An interjection from someone who has only cursorily read the thread. It would help if people who understood the atmosphere in biology in the late 70's. I was starting grad. school at the time at Harvard, where on the one hand Gould and Lewontin were standing for a particular left wing view of evolution; and on the other E. O. Wilson had continued, with his magnificent Sociobiology, Dawkins' insights on behavioral evolution in The Selfish Gene.
This wasn't a genteel argument. Gould and Lewontin were, if not organizing, then encouraging demonstrations against Wilson and disruptions of his lectures. Wilson and Dawkins they saw as the successors of the Social Darwinists. Gould and Lewontin justified their extremism as revolutionary action (they were, of course, Marxists). The argument went on for perhaps 20 years, though Wilson and Dawkins have unequivocally won.

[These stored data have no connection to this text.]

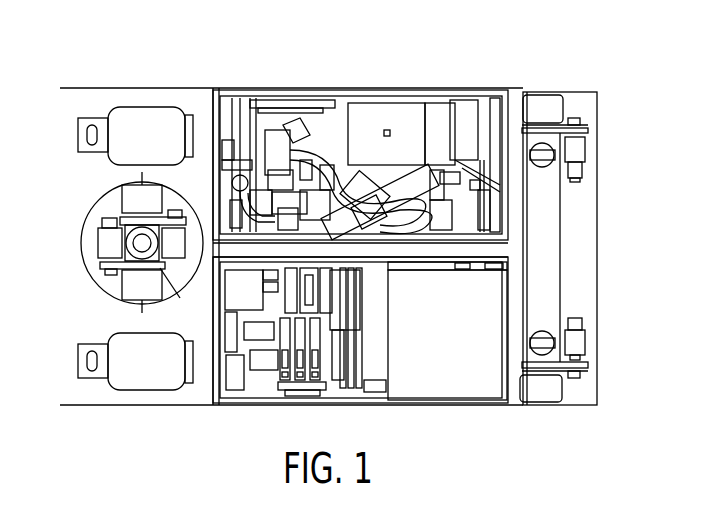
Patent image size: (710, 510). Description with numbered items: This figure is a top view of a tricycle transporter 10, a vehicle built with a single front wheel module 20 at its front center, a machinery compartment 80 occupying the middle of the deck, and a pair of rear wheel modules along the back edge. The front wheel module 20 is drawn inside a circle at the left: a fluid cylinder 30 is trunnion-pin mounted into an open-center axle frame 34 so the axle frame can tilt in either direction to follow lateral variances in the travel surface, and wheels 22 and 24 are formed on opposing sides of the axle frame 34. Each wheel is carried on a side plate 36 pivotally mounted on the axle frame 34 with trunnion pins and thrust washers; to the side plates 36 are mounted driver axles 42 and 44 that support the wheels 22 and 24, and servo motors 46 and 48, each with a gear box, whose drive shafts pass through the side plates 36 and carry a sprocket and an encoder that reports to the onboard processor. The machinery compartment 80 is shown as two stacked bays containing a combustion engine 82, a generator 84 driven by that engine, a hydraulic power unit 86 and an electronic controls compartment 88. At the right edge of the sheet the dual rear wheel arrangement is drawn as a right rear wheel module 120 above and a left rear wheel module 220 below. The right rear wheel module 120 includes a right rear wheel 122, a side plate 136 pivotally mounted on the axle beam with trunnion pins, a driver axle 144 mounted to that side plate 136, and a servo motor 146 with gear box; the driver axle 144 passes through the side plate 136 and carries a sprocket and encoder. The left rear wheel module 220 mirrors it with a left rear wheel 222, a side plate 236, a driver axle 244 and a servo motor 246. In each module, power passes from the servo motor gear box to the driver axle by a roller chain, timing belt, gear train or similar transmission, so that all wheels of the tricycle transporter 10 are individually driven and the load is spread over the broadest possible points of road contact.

The tricycle transporter 10 is at (101, 70).
The front wheel module 20 is at (125, 241).
The wheel 22 is at (123, 190).
The wheel 24 is at (129, 296).
The fluid cylinder 30 is at (106, 270).
The axle frame 34 is at (160, 268).
The side plate 36 is at (100, 262).
The driver axle 42 is at (134, 222).
The driver axle 44 is at (125, 278).
The servo motor 46 is at (182, 222).
The servo motor 48 is at (99, 238).
The machinery compartment 80 is at (263, 92).
The combustion engine 82 is at (297, 120).
The generator 84 is at (393, 108).
The hydraulic power unit 86 is at (350, 312).
The electronic controls compartment 88 is at (432, 386).
The right rear wheel module 120 is at (588, 231).
The right rear wheel 122 is at (538, 105).
The side plate 136 is at (588, 131).
The driver axle 144 is at (546, 130).
The servo motor 146 is at (582, 153).
The left rear wheel module 220 is at (596, 376).
The left rear wheel 222 is at (539, 390).
The side plate 236 is at (546, 366).
The driver axle 244 is at (545, 375).
The servo motor 246 is at (580, 339).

What I find amusing is that all the while our creationist friends are claiming Darwinism to be at the root of Marxism, they are on the side of those who stood with Marxism against developments in evolutionary theory that threatened it. Dawkins' politics appear to be squishy liberal; Wilson was one of the founders of the National Association of Scholars, a conservative faculty organization.
Creationism has some strange bedfellows, and I don't mean the Senator.
Bump, because this Darwinist thread had a count of "666" and caught my eye.